In a strong performances, Greta Gerwig (who co-wrote the screenplay) stars as Hannah, a young woman who just can't seem to make up her mind about the kind of man she wants. She starts out with Mike (Mark Duplass), a very loving and very funny guy who seems to be ideal for her. They seem to have fun together and they seem to have a lot in common. Unfortunately, Hannah gets bored with Mike and decides they need to break up, not very long after Mike confesses that he is terrible with break-ups and can't handle them. Hannah day job is as a writer for a television pilot, where she works along side Paul (Andrew Bujalski) and Matt (Kent Osborne). After she breaks it off with Mike, she starts seeing Paul, her co-worker. Paul is not very attractive, but has a nice sense of humor and you get the feeling Hannah might be the first girlfriend he's ever had. At first, it seems as if they are having a great time together, but Hannah eventually tires of his being so needy and all over her, but then complains that he's never there. She moves on to Matt, her other co-worker, who plays the trumpet, just like she does, which is an attraction. We don't get to see how their relationship ends, because the film cuts off, but we have a pretty good idea by then.

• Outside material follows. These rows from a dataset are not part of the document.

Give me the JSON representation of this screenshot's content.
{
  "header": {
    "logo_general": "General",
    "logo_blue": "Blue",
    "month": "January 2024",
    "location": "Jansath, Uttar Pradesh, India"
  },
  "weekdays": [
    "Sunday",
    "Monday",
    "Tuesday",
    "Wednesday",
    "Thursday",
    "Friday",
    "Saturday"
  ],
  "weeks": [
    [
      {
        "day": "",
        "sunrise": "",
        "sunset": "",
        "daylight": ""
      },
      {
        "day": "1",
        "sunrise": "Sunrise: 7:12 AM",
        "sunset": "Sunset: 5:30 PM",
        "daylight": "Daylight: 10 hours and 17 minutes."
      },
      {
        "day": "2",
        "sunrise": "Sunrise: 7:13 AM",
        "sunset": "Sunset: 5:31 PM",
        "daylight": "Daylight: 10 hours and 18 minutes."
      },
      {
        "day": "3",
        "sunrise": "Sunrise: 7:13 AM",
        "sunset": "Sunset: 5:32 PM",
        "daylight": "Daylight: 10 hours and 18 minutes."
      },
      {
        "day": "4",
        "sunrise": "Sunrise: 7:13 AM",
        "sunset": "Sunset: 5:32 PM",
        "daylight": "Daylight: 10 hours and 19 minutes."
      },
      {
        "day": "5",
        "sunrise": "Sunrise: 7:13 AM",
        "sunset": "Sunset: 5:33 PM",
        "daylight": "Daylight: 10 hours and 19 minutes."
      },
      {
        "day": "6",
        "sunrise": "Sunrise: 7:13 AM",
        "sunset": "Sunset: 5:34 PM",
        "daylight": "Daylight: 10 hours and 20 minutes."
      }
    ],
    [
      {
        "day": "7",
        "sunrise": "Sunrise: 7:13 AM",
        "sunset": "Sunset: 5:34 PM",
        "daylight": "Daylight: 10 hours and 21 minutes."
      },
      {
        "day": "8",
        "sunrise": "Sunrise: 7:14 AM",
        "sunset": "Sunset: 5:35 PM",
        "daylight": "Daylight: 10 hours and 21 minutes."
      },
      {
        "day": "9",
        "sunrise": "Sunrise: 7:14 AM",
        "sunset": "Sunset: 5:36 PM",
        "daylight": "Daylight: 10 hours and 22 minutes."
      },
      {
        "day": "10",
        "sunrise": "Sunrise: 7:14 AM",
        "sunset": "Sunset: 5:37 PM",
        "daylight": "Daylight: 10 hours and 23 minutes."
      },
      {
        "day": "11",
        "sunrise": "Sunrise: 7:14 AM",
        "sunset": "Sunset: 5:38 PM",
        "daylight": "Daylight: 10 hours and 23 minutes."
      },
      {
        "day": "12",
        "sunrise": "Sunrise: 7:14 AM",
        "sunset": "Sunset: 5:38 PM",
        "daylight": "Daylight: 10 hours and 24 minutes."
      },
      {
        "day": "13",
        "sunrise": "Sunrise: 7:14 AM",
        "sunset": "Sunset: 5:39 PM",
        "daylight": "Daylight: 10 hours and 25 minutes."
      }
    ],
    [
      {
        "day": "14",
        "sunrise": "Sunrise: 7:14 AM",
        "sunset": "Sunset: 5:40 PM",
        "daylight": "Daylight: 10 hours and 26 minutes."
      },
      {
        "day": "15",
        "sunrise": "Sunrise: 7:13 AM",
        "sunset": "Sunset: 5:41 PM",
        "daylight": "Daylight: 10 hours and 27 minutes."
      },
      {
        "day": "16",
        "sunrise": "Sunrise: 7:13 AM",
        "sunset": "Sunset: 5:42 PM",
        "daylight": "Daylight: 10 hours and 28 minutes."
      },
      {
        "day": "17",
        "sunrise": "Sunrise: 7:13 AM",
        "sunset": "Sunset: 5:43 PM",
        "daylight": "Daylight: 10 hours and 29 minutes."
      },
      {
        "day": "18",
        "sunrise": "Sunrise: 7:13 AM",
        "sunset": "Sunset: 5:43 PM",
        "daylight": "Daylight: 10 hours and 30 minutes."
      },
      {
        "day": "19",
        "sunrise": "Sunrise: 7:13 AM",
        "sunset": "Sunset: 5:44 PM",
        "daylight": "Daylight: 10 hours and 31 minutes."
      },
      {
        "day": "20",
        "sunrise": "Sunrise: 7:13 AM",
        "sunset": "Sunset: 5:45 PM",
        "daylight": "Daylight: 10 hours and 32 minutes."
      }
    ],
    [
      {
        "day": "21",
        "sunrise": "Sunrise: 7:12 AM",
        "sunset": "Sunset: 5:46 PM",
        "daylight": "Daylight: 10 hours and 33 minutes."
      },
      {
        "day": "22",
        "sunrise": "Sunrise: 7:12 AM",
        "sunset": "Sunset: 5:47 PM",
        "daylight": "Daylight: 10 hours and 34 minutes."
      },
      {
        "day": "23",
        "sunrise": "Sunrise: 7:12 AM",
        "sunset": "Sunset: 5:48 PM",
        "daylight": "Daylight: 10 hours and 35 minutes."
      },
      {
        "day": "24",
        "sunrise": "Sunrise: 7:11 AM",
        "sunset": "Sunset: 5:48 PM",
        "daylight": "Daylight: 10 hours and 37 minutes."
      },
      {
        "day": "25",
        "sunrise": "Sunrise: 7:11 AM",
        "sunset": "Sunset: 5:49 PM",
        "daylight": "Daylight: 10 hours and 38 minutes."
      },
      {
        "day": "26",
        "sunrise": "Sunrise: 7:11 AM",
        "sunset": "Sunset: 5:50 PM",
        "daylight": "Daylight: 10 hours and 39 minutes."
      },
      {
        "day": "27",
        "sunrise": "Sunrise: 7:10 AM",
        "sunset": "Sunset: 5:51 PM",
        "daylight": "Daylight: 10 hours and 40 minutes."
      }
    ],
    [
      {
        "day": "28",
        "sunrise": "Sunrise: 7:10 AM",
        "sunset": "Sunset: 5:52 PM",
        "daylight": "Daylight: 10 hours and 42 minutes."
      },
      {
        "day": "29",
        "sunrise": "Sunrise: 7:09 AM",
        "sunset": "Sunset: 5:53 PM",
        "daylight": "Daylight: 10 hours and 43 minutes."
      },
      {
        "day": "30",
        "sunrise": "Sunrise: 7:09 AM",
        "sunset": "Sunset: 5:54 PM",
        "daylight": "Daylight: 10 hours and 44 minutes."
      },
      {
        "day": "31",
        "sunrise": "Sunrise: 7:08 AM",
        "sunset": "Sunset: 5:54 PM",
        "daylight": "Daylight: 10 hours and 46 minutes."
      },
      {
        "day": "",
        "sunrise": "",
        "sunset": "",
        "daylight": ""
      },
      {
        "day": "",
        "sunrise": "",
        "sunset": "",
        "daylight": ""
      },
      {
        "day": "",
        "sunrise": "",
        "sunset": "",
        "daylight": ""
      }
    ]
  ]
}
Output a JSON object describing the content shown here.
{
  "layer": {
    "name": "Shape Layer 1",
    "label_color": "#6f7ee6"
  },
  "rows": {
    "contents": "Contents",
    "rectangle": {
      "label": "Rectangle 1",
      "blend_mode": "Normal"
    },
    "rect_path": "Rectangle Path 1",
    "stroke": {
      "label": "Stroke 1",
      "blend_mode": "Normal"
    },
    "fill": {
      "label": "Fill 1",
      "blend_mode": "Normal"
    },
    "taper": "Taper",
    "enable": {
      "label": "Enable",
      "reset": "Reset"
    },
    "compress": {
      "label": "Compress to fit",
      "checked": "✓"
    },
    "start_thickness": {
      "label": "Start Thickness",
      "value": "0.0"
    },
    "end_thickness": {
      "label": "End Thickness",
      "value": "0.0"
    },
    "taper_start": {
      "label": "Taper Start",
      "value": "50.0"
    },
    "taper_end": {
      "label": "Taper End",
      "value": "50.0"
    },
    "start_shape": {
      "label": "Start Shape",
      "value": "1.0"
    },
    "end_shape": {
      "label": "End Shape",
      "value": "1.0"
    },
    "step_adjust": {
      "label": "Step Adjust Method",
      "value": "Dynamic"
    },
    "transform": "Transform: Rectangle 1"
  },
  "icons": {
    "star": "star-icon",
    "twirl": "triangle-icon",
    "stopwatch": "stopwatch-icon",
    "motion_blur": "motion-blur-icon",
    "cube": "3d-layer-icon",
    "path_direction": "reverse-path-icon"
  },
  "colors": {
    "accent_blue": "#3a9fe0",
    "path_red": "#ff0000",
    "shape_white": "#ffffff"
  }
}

The problems with "Hannah Takes the Stairs" are too great to ignore. First off, the character of Hannah needs to be addressed. She is very much painted as the antagonist here. She is someone who obviously has some emotional problems. Each of the men she dates in the film are men with somewhat troubled lives. Mike makes it known that he doesn't handle break-ups well; Paul is probably experiencing being in love for the first time and already has self-esteem problems; and Matt admits to being on anti-depressants, so there's no telling her her leaving will affect him. This film is about a troubled girl who basically ruins the lives of three guys, and there is not attention paid to the emotional turmoil that her selfish and juvenile actions are causing in their lives. I did not like the character of Hannah in the film, even though Greta Gerwig played her quite well. I had a problem with how nonchalantly she treated these guys so poorly towards the end. It was basically as if Hannah was absolutely immature and ended up always finding men who were far more mature and sophisticated than she. I wanted to see these guys tell her off, akin to Jon Lovitz giving Jane Adams the 'what for' in "Happiness". She deserves it. Her character should grow up.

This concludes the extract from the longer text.